Bei heißen Temperaturen, aber unter Beteiligung vieler Überseer Bürger fand die offizielle Einweihung des neuen „Dr. Virginie Pöller –Weg“s des nördlichen Geh- und Radweges an der Beste Wiese, entlang den Bahngleisen statt. Nach einem einstimmigen Gemeinderatsbeschluss war die Benennung des Weges auf Antrag von Dr. Martin Metz beschlossen worden.
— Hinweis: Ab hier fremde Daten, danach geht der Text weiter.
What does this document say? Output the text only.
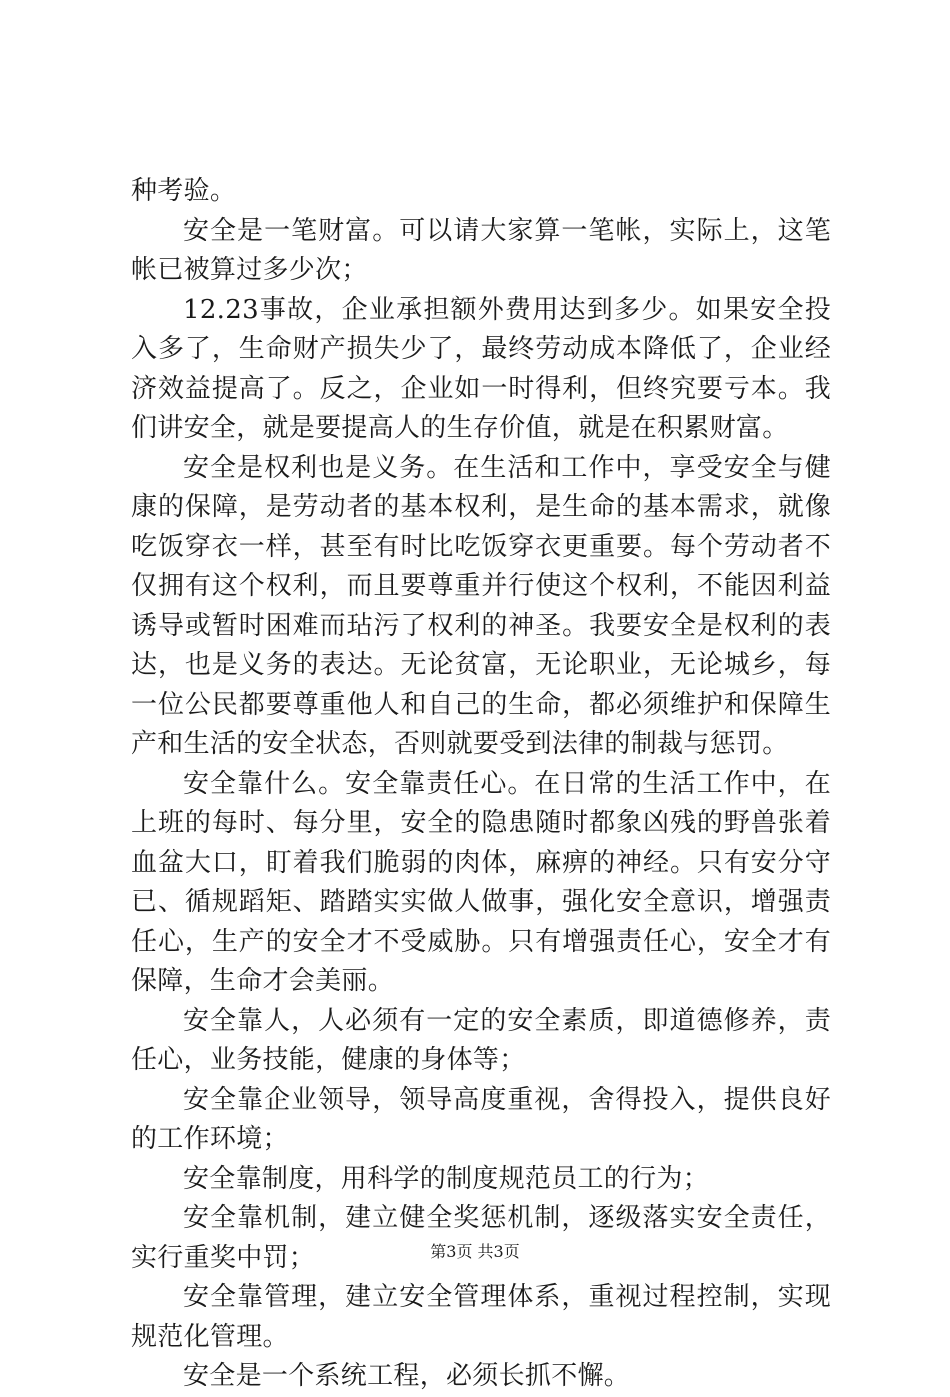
种考验。

安全是一笔财富。可以请大家算一笔帐，实际上，这笔帐已被算过多少次；

12.23事故，企业承担额外费用达到多少。如果安全投入多了，生命财产损失少了，最终劳动成本降低了，企业经济效益提高了。反之，企业如一时得利，但终究要亏本。我们讲安全，就是要提高人的生存价值，就是在积累财富。

安全是权利也是义务。在生活和工作中，享受安全与健康的保障，是劳动者的基本权利，是生命的基本需求，就像吃饭穿衣一样，甚至有时比吃饭穿衣更重要。每个劳动者不仅拥有这个权利，而且要尊重并行使这个权利，不能因利益诱导或暂时困难而玷污了权利的神圣。我要安全是权利的表达，也是义务的表达。无论贫富，无论职业，无论城乡，每一位公民都要尊重他人和自己的生命，都必须维护和保障生产和生活的安全状态，否则就要受到法律的制裁与惩罚。

安全靠什么。安全靠责任心。在日常的生活工作中，在上班的每时、每分里，安全的隐患随时都象凶残的野兽张着血盆大口，盯着我们脆弱的肉体，麻痹的神经。只有安分守已、循规蹈矩、踏踏实实做人做事，强化安全意识，增强责任心，生产的安全才不受威胁。只有增强责任心，安全才有保障，生命才会美丽。

安全靠人，人必须有一定的安全素质，即道德修养，责任心，业务技能，健康的身体等；

安全靠企业领导，领导高度重视，舍得投入，提供良好的工作环境；

安全靠制度，用科学的制度规范员工的行为；

安全靠机制，建立健全奖惩机制，逐级落实安全责任，实行重奖中罚；

安全靠管理，建立安全管理体系，重视过程控制，实现规范化管理。

安全是一个系统工程，必须长抓不懈。

第3页 共3页
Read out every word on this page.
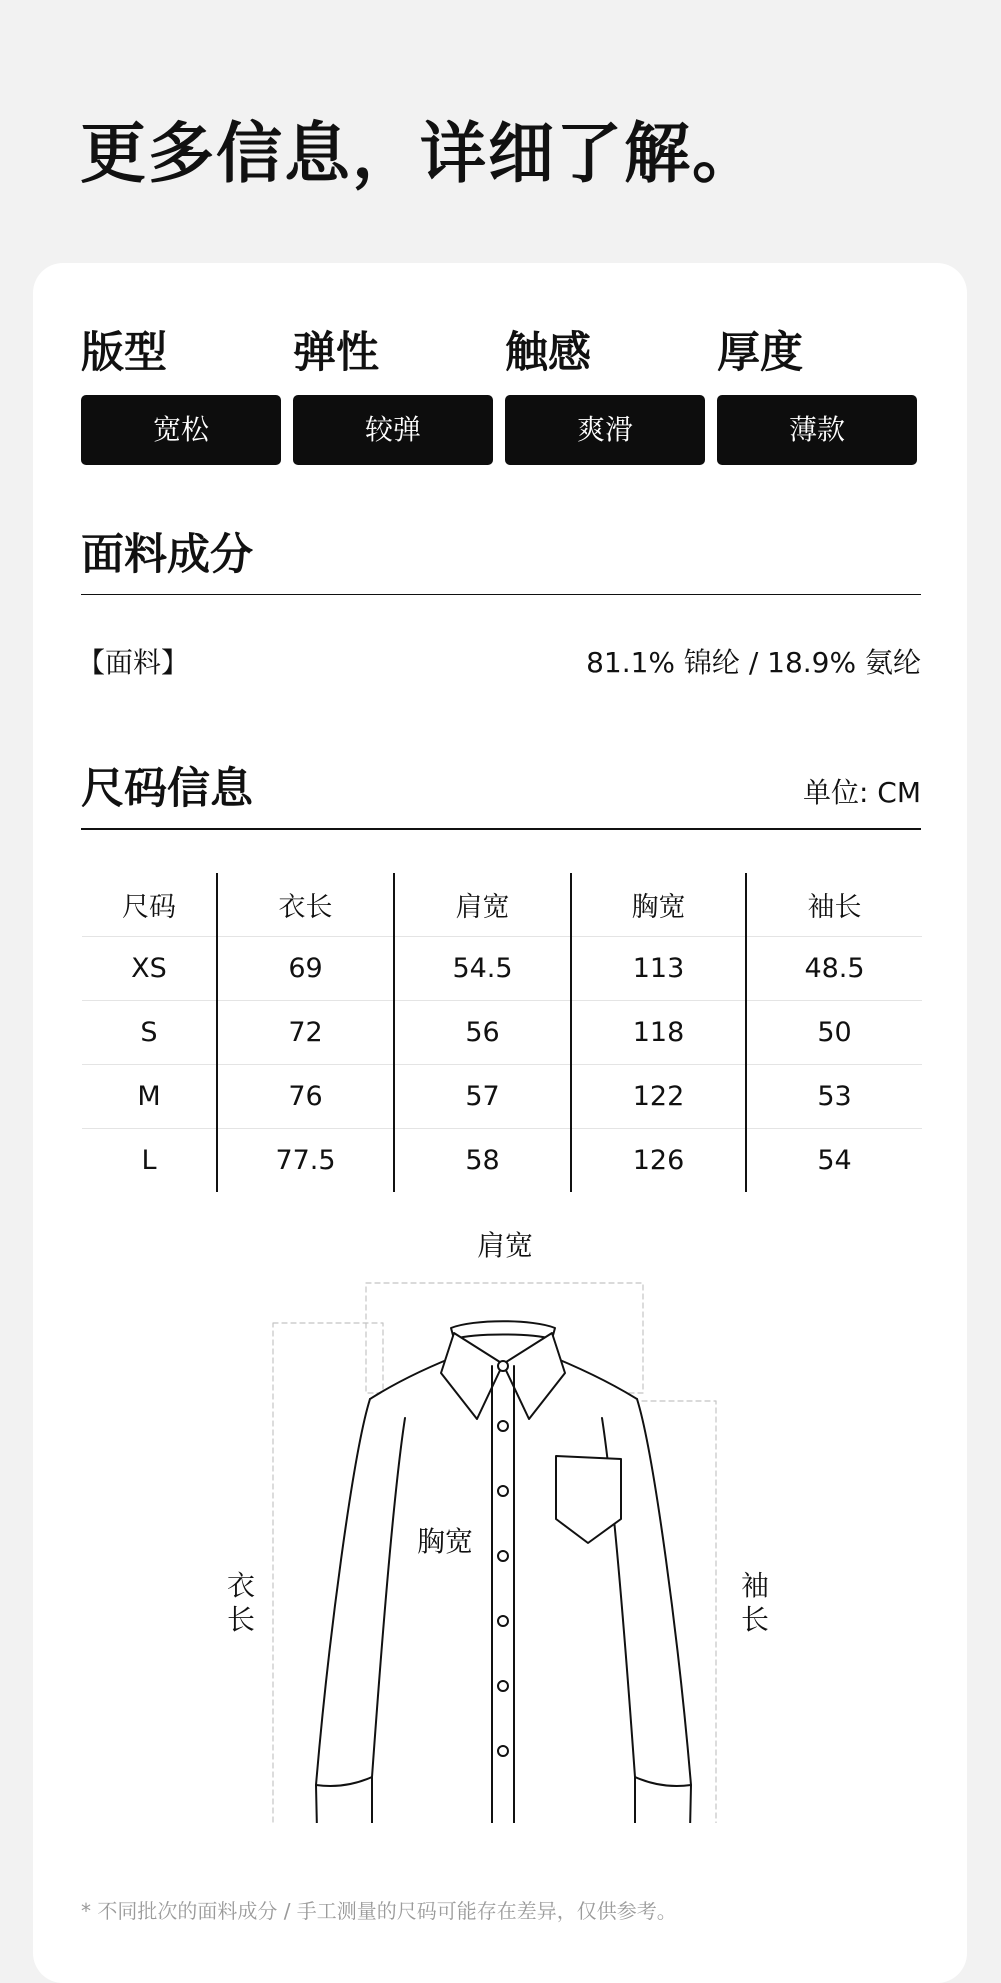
更多信息，详细了解。
版型
宽松
弹性
较弹
触感
爽滑
厚度
薄款
面料成分
【面料】	81.1% 锦纶 / 18.9% 氨纶
尺码信息	单位: CM
尺码	衣长	肩宽	胸宽	袖长
XS	69	54.5	113	48.5
S	72	56	118	50
M	76	57	122	53
L	77.5	58	126	54
肩宽
胸宽
衣长
袖长
* 不同批次的面料成分 / 手工测量的尺码可能存在差异，仅供参考。
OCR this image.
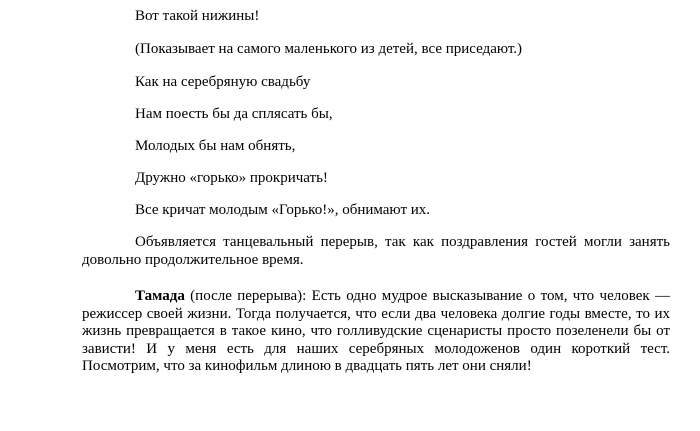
Вот такой нижины!

(Показывает на самого маленького из детей, все приседают.)

Как на серебряную свадьбу

Нам поесть бы да сплясать бы,

Молодых бы нам обнять,

Дружно «горько» прокричать!

Все кричат молодым «Горько!», обнимают их.

Объявляется танцевальный перерыв, так как поздравления гостей могли занять довольно продолжительное время.

Тамада (после перерыва): Есть одно мудрое высказывание о том, что человек — режиссер своей жизни. Тогда получается, что если два человека долгие годы вместе, то их жизнь превращается в такое кино, что голливудские сценаристы просто позеленели бы от зависти! И у меня есть для наших серебряных молодоженов один короткий тест. Посмотрим, что за кинофильм длиною в двадцать пять лет они сняли!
Im Rahmen eines ganztägigen Tags der offenen Tür und eines Praxisfestes zum 50jährigen Bestehen des heutigen Hausarztzentrums direkt an der Beste Wiese enthüllte Bürgermeister Herbert Strauch am frühen Abend das neue Wegschild und erinnerte an die Leistungen der Landärztin zur damaligen Zeit.
1982 erhielt sie als damals erste Frau die Ehrenbürgerwürde der Gemeinde Übersee.
Vor 85 Jahren, am 1. Juli 1940, hatte Dr. Virginie Pöller ihre Landarztpraxis in Übersee begonnen. Mit kaum 1500 Einwohnern war das Dorf damals klein, vor allem durch landwirtschaftliche Anwesen geprägt, alle Straßen ungeteert. Zur Praxisgründung kam es durch den plötzlichen Tod von Dr. Pöllers Vorgänger und den Krieg. Übersee und das Nachbardorf Grabenstätt standen ohne ärztliche Versorgung da, weil die männlichen Kollegen als Soldaten eingezogen wurden. Anfangs war es als Frau nicht leicht für Dr. Virginie Pöller sich in ihrem Beruf durchzusetzen. Aber schon bald erwarb sich die „Doktorin“ oder „Pöllerin“ wie sie überall genannt wurde, den größtmöglichen Respekt bei den Bürgern von Übersee und Grabenstätt. Verheiratet war sie in Übersee mit einem viel beschäftigten Landwirt, mit dem sie drei Kinder hatte.
Mutige Frau und Ärztin
Die Bevölkerung beider Gemeinden war durch den Zuzug von Evakuierten, Flüchtlingen, Heimatvertriebenen, hier stationiertes militärisches Personal, Kriegsgefangene und Zwangsarbeiter in diesen Jahren stark angestiegen. Bei Wind und Wetter, allen Jahreszeiten, ob Tag oder Nacht war Frau Dr. Pöller mit den unterschiedlichsten Transportmitteln zu Patientenbesuchen unterwegs, zum Beispiel dem Pferdeschlitten, einem Pferdewagen, auf Skiern oder mit dem Holzvergaser. Auch ihr Haus stand für Kranke Tag und Nacht offen. Dabei nahm sie selbst tatkräftig, mit großem Geschick und ärztlichem Wissen sämtliche notwendigen Eingriffe vor, leistete Geburtshilfe ebenso wie Sterbehilfe, kleinere Operationen und alles Notwendige bei allen Menschen, die sie brauchten, unabhängig von Herkunft, Hautfarbe, Konfession oder Besitzstand.
Viele Leute waren im und nach dem Krieg so arm, so dass die Doktorin nicht mit Bezahlung rechnen konnte. „Wenn Du mal wieder a Kalbei schlachtst, dann bringst ma halt mal a Fleisch vorbei“, sagte sie zum Beispiel mal zu einem Bauern, wie sich Dr. Martin Metz bei der Einweihung in seiner Ansprache erinnerte. Er hatte als junger Arzt jahrelang in der Praxis von Dr. Virginie Pöller mitgearbeitet, bevor er sie nach ihrem Unfalltod 1987 zusammen mit Dr. Sabine von Silva-Tarouca weiterführte. Sie hat heute die Leitung des Hausarztzentrums inne.
Metz erinnerte in seiner Ansprache auch, dass sich Dr. Pöller sehr über die Verleihung der Ehrenbürgerwürde gefreut habe und sagte: „Wenn ich nochmal auf die Welt komme, werde ich wieder Landärztin, aber – nur in Übersee“.